Invisible Numbers

There is a brilliant programme on BBC Radio 4 called “More or Less”. It is presented by Tim Harford, a financial journalist, who probes the numbers bandied about by the media. For instance, he recently delved into the UK Covid stats to get to the true picture. He explains everything so well that, for the half hour that the programme lasts, I actually believe that I understand numbers.

Occasionally he poses puzzles for the listeners. A recent puzzle went something like this: add 28 to 50-something (I’m sorry, I can’t recall the exact sum). The point was, people wrote in with what seemed, to me, to be unnecessarily complicated solutions. There was talk of carrying numbers over and other technical terminology. Surely, I thought, you just add 20 and then 8?

I remembered then that, when I was at school, my parents were told that children without sight thought of figures differently to sighted children.

So: is this true?

I don’t remember much of the maths we did at my infants’ school. We did do some but I can only really remember sheets of numbered squares. To help us learn our times tables we had to colour in, say, every third square or every ninth square. I loved colouring and all that stays with me now is a memory of the fun I had choosing the colours to use. The numbers were a secondary matter as far as I was concerned.

I also remember buying a Ladybird addition and subtraction book which taught you to do sums by putting numbers above and below lines. I know I enjoyed learning how to do this and completing the book but I can no longer recall how to do sums in this way.

I first went to a school for the blind when I was seven and three quarters. (I was very proud of knowing my precise age!) I still had residual vision and was given something called a Colour Factor. This was a box with bars of different colours and lengths representing the numbers from 1 to 12. The figure one was a small white cube rather like a sugar lump. The number two was pink and twice the size. You played around with these bars until you discovered that pink and light blue equalled yellow. Again, as I loved colours, I really enjoyed playing with the Colour Factor. I don’t think many of my classmates had enough sight to make use of this piece of apparatus. It had limited educational value but it looms large in my memory.

After that I moved on to sums brailled on red card. When you finished each card, you went to the teacher and got the next one, thus getting a good feeling of making progress. There must have been some teaching involved. I can’t have magically known how to do all the types of sums on the card, but, again, the cupboard is bare. I can’t recall the teaching, I just remember the cards.

It was at this point in my education that I started missing lessons through having to spend long spells in hospital and in sick bay.

When I went to Chorleywood College, my secondary school, I got on all right with numbers to start with. In the days before electronic talking calculators, we used abacuses. I loved mine and still use it for addition and subtraction although I have forgotten now how to do division and multiplication. Incidentally, when I visited Russia in the 1990s and stayed in a town on the Russian-Chinese border, I was delighted to find that many of the shopkeepers still used abacuses to tally amounts rather than electronic tills.

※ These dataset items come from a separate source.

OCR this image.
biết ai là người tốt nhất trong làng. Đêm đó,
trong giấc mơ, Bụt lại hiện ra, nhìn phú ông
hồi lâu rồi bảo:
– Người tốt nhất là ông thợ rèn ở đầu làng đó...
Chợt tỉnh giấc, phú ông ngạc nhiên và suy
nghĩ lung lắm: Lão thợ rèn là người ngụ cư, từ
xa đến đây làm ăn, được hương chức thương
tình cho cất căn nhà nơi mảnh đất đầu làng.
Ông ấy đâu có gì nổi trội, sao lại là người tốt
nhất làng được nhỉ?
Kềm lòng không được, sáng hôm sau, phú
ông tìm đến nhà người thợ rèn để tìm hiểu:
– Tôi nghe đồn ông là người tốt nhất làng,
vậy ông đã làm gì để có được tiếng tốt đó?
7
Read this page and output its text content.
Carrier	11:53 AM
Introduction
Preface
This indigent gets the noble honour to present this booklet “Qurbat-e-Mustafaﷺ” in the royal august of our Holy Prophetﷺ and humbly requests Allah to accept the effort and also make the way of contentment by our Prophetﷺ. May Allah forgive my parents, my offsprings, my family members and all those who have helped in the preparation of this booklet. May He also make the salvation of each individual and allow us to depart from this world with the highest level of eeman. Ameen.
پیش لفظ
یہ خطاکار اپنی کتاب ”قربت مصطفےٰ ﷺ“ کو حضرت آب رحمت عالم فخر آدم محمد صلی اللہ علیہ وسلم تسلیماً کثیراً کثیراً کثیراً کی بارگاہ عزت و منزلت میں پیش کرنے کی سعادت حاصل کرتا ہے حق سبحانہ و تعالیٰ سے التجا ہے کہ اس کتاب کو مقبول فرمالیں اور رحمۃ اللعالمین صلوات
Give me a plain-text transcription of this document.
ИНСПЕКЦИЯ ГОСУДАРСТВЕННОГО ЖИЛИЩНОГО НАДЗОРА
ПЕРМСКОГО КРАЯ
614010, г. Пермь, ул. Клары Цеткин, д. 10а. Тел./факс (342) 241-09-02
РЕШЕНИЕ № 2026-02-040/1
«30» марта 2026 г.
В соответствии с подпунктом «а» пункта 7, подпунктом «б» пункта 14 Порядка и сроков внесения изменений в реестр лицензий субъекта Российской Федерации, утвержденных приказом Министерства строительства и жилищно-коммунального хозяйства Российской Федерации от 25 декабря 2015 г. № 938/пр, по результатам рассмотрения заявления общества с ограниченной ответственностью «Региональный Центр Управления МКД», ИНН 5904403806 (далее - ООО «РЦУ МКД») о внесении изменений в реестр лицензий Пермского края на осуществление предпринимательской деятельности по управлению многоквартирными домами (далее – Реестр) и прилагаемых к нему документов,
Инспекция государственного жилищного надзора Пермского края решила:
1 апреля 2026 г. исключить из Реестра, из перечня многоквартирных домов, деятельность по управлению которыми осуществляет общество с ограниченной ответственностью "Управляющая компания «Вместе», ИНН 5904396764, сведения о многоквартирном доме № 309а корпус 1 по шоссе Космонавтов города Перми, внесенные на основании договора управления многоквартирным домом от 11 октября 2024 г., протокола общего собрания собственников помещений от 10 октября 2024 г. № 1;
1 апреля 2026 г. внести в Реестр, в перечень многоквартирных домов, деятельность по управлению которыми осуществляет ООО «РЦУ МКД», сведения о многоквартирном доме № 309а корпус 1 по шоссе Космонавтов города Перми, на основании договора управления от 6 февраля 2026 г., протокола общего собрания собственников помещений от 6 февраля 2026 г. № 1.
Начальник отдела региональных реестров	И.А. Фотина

Another fun maths activity at school was creating geometric shapes. We had tactile graph paper laid out on rubber mats. Following the teacher’s instructions, we would count, say, five squares along the bottom row and, say,  six from the left edge, and then fix a drawing pin at said point. We would follow further instructions and determine the location of the next pin. When all the drawing pins were inserted, we joined them up with an elastic band and, hey presto, there was an interesting shape!

At some point we tackled matrices, which involved writing figures in squares on our Perkins braillers. I don’t recall what we did with said figures but, whatever it was, I did manage to do it.

I wasn’t too bad at algebra in the beginning but at some point it left me behind.

We didn’t have to take O-level maths because it was understood that it was a difficult subject for visually-impaired children and I never sat the exam. Some girls did go on to do A-level maths and even studied it at degree level, but they were few and far between.

I left school with the conviction that I was useless at numbers. Looking back, I believe now that, at some point, the gaps left by my earlier absences from class had undermined my ability to keep up.

As an adult, I did get some confidence back by doing the numbers problems on the TV game show “Countdown”. Using the four stand arithmetic operations of addition, subtraction, multiplication and division, you have to make a specified large number from a random collection of six small numbers, none of which is larger than 10. I couldn’t necessarily do the sum in the 30 seconds allowed on the show but I started to get there if I gave myself time and didn’t panic.

So, back to my original question: is it true that children without sight think of numbers differently to sighted children?

My considered answer would be yes, but it depends on what age you were when you lost your sight.

My experience was that children who lost their sight after or around the age of 11 still thought of calculations in terms of carrying numbers and putting numbers above and below lines. But if you lost your sight at a very young age, like I did, you almost had to start off all over again and relearn arithmetic from scratch.

I don’t know for sure but I think there is something inherently visual about Maths and you have to have a certain kind of mind to overcome this if you can’t see. I expect that if I Googled enough I would find learned research papers on this very topic…

…But life is too short and, besides, it’s time for a tea break. (Yes, I can tell the time – with a tactile watch, of course!)